"What have you learned for me?" the knight asked.

The soldier grimaced. Whatever he had learned, it had not been to his liking. Or perhaps, the knight thought, he merely had not learned enough for his own liking. Whatever Jerril found out would be more than anyone else could have, but sometimes that was still not enough for the man. He was a competent soldier, and an excellent gatherer of information – never a spy – but the man prided himself on being the best at both. If he had failed to learn something, it was because no one, perhaps not even the gods themselves, knew it, but saying so would only embarrass him.

"Fair little, my lord. I might have learned more if I had gone to the hold, but it did not seem wise." The knight nodded, both to show his understanding and urge the man to continue. "The people of the hold are considered a bit strange, hereabouts. Most are determined warriors or powerful sorcerers. A fair few are both. The people around here don't much like getting close enough to find out more, though they'll trade with the hold quick enough if they can turn a profit from it."

"You have more than that, Jerril, if I know you," the knight commented when the solider fell silent.

"Still little enough, sir. They aren't shy people by any means, rather the opposite, but they're private by nature. Stubborn as stones, the lot of them, but no heads for business, if I understood the folk I talked to aright. They're fighters, not merchants."

"Would they fight for the Count, do you think?" the knight mused aloud, casting a glance back to where the child Jerril had found the night before rode, surrounded on all sides my soldiers.

The soldier nodded thoughtfully. "Could be, sir. They have a funny notion of honor. If you can appeal to that, perhaps. But don't mention gold, or you'll offend them quick enough."

"Warriors that wield sorcery," the knight mused. "Have you any idea how rare that is?"

"Fair enough, sir."

"Aye, that it is. We've no end of surprises on this journey, Jerril. I think we may be in for a few more. And here we are." The group had arrived at a stone fortress. It wasn't in the trees, exactly, for the ground had been cleared for a good area around it, but the knight could see how once this whole area had been forest.

The fortress itself was imposing; stark rock seeming to sprout from the ground to end in jagged peaks somewhere high above him. Not the work of human hands, if he was any judge. Build with sorcery, and lots of it. The place looked impregnable, for all the main entrance stood open. It wasn't a wide entrance, for such a fortress, scarce wide enough for a wagon to enter, but the place had been built for defense, not aesthetics.

The soldier at the gate halted them. He frowned when the knight gave his name and purpose for journeying into the north, and frowned still deeper at mention of the child. Still, he picked took out a mirror and said, "Sir, there's some'at here to see ye," then reluctantly allowed them into the courtyard.

The man that came to meet them was short and stocky, with a brown beard clipped short about his severe mouth. He had the solid, confident movements of a fighter, but the knight had never seen such red eyes on any human. He stood and faced the armed and mounted party with confidence, though he didn't have any weapons. When he saw the child, mounted among the soldiers, he scowled.

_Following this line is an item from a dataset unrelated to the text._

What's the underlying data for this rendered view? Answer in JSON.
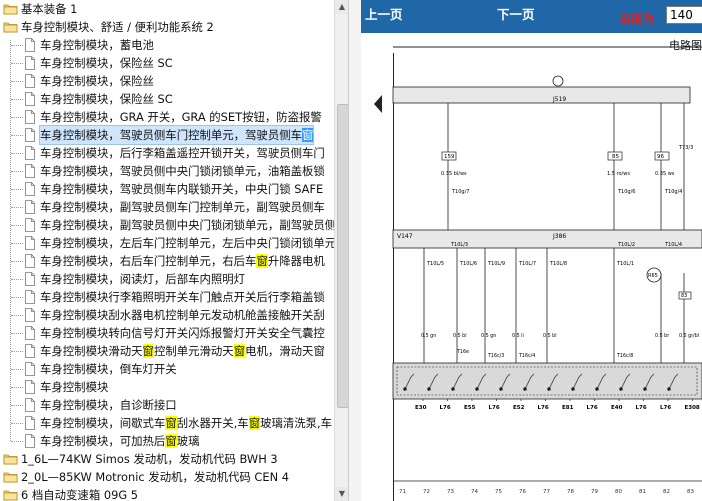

"Hello sir," he said, his voice carefully polite. "I hope you'll join us for luncheon, and then we can deal with the business that brings you here." It was a very old formality the man held too, but the knight bowed and accepted in the proper fashion. He hadn't heard such a request in, gods, years, not since he was a little boy, before they crossed the ocean. The man's eyes flicked to the child. "Present yourself after luncheon," he ordered. The child scrambled from his saddle, bowed, and disappeared into the fortress without a word. A strange people, to be sure, the knight thought wryly as he was led in to lunch. Nothing Jerril had said had quite prepared him for these abrupt, if carefully polite, people, and he had a headache coming on that suggested more of this lunacy was to come.